His father once showed him a pocket compass; Einstein realized that there must be something causing the needle to move, despite the apparent "empty space".[15] As he grew, Einstein built models and mechanical devices for fun and began to show a talent for mathematics.[10] When Einstein was ten years old, Max Talmud (later changed to Max Talmey), a poor Jewish medical student from Poland, was introduced to the Einstein family by his brother, and during weekly visits over the next five years, he gave the boy popular books on science, mathematical texts and philosophical writings. These included Immanuel Kant's Critique of Pure Reason, and Euclid's Elements (which Einstein called the "holy little geometry book").[16][17][fn 1]
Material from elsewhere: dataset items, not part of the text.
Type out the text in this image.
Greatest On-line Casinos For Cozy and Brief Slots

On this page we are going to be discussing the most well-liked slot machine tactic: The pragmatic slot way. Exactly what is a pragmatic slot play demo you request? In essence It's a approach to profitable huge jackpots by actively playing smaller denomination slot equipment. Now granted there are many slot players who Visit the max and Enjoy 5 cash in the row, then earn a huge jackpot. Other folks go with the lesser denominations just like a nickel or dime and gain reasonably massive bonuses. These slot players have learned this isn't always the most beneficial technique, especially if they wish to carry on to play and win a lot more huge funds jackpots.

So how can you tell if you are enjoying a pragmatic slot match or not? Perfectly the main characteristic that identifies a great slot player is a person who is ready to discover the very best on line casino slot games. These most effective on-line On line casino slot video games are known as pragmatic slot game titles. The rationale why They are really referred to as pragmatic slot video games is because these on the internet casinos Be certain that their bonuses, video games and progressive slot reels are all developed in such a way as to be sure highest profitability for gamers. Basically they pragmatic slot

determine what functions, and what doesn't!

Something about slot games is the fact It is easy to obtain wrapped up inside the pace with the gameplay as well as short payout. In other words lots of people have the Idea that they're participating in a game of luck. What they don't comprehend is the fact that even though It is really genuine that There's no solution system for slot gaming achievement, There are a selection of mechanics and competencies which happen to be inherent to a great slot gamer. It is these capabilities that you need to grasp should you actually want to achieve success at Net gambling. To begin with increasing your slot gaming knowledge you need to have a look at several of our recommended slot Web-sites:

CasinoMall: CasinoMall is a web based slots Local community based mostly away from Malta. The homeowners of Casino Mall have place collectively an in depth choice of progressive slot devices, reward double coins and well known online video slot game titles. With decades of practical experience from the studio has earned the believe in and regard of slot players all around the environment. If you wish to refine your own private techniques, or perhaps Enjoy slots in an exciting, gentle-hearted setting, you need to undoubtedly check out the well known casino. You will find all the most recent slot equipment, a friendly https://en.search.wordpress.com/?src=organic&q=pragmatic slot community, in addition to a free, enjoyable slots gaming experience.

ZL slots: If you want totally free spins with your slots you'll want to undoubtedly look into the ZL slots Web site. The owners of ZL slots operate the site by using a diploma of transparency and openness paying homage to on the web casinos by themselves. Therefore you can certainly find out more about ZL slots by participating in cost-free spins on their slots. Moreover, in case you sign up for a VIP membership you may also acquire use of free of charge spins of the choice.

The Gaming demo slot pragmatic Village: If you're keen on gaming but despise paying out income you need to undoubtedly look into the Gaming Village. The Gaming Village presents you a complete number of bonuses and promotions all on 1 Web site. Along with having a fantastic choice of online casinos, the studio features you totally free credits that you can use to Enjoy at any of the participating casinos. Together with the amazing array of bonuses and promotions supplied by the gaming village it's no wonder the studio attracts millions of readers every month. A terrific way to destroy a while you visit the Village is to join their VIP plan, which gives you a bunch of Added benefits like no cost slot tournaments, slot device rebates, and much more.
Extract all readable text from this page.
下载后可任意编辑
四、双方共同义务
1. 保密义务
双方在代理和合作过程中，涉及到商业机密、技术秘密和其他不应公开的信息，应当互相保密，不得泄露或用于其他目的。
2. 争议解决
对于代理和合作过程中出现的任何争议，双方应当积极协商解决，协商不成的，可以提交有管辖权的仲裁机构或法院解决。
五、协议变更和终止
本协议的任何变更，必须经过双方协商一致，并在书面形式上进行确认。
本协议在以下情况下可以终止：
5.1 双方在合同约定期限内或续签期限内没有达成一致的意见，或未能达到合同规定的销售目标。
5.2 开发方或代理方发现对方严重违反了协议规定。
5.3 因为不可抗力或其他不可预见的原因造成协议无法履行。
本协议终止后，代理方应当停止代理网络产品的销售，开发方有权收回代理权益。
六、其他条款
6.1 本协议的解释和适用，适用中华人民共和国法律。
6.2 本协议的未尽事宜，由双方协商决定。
In 1894, his father's company failed: direct current (DC) lost the War of Currents to alternating current (AC). In search of business, the Einstein family moved to Italy, first to Milan and then, a few months later, to Pavia. When the family moved to Pavia, Einstein stayed in Munich to finish his studies at the Luitpold Gymnasium. His father intended for him to pursue electrical engineering, but Einstein clashed with authorities and resented the school's regimen and teaching method. He later wrote that the spirit of learning and creative thought were lost in strict rote learning. At the end of December 1894, he travelled to Italy to join his family in Pavia, convincing the school to let him go by using a doctor's note.[19] It was during his time in Italy that he wrote a short essay with the title "On the Investigation of the State of the Ether in a Magnetic Field."[20][21]